Nurses are an amazing group. Some of the most incredible people I know are nurses (I work with them everyday at Beth Israel). It is okay that we want to be acknowledged for what we do everyday. We will move forward as a profession if we are sensitive to the subtle things that influence our status in society. I think an introduction is a good place to start.

Katie McQuade RN

Katie McQuade RN said...

Anon 3:16 on August 19th!!
Please don’t give up on nursing.

First, I can understand your frustrations. It takes courage to post your thoughts on nursing, even anonymously. I believe that nurses everywhere understand what you are saying and share similar feelings. Thank you for using your voice to reflect what happens to you professionally- I can relate.

You, as a nurse, do amazing things every day both seen and unseen. You change lives, you heal, and you make a difference! We are resourceful in even the most challenging situations (e.g. staffing shortages, patient loads, tragedy and even death). We are a team and we can find solutions-

There are specific tendencies inherent to role that reinforces stereotypes can be counterproductive for nursing. While this is overwhelming at times, it is no excuse for nurses to sit back and do nothing. We, as a profession, must empower one another and behave in ways that correspond with where we want to be as a group in the future.

There is a book out called From Silence to Voice by Bernice Buresh and Suzanne Gordon. It is a wonderful read on how nurses can become more effective in their environments. They prove that there are specific things that we can do to help the public better understand our role in the health care system especially as it relates to our introductions (Chapter 3 pages 42-56).

They talk about how we initially greet our patients. At the beginning of this blog trail Paul offered up that we should write it on a white board. I think that it is important to extend beyond that introduction. When we first walk into a patient’s room- we must identify ourselves professionally.

Compare and contrast how a physician enters the room, “Hello, my name Jon Smith and I am your doctor today”.

Notice that the doctor says both his/her first and last name and clearly identifies their role. This professional introduction creates the stage for the dialog between the provider and the patient.

Contrast: I have been a nurse for awhile now and it is not uncommon for nurses to introduce themselves this way: “I am Sally and I will be taking care of you today”. This leaves the patient unsure of Sally’s role. It also leaves a lot of room for interpretation. “Taking care of you today” could mean many different things, from changing a bedpan to saving a life.

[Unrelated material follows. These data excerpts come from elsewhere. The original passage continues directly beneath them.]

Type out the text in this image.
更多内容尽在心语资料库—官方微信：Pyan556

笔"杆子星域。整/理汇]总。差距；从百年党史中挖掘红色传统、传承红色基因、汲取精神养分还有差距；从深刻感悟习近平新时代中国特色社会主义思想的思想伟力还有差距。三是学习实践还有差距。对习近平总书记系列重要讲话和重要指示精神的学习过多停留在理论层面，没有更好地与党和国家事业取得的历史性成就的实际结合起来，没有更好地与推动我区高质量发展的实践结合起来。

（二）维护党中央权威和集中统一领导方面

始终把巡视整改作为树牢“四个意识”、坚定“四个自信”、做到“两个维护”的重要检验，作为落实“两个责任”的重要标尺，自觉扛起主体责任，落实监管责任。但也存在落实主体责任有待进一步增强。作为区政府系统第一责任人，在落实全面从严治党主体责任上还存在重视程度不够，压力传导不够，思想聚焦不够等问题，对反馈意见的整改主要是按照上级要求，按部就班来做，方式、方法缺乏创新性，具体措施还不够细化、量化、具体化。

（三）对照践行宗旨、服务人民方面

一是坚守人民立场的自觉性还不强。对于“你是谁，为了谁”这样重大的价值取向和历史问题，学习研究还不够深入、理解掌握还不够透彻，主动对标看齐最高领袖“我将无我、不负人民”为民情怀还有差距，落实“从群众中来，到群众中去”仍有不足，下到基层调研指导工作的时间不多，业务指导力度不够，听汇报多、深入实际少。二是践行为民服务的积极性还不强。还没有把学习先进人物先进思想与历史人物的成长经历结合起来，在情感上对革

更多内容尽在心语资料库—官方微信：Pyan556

Take an opportunity in that moment to show your stuff. “Hi my name is Sally Smith and I am a registered nurse who will be providing/coordinating your care today.” Talk about the patient’s diagnosis and plan for the day. It is almost like we need to advertise ourselves. This quote demonstrates the point well:

“In the world of work, people who receive credit often do so because they make it easy for others to acknowledge their contributions. A businessman we know, who first name is John, recalled that during his years as an employee in a large company, he made a point of introducing himself with his first and last name when he had an occasion to speak with the executive responsible for salaries. “I wanted him to be clear that I was the one who should get the raise, not some other John,” he says” (Buresh and Gordon 2006)

Nurses are an amazing group. Some of the most incredible people I know are nurses (I work with them everyday at Beth Israel). It is okay that we want to be acknowledged for what we do everyday. We will move forward as a profession if we are sensitive to the subtle things that influence our status in society. I think an introduction is a good place to start.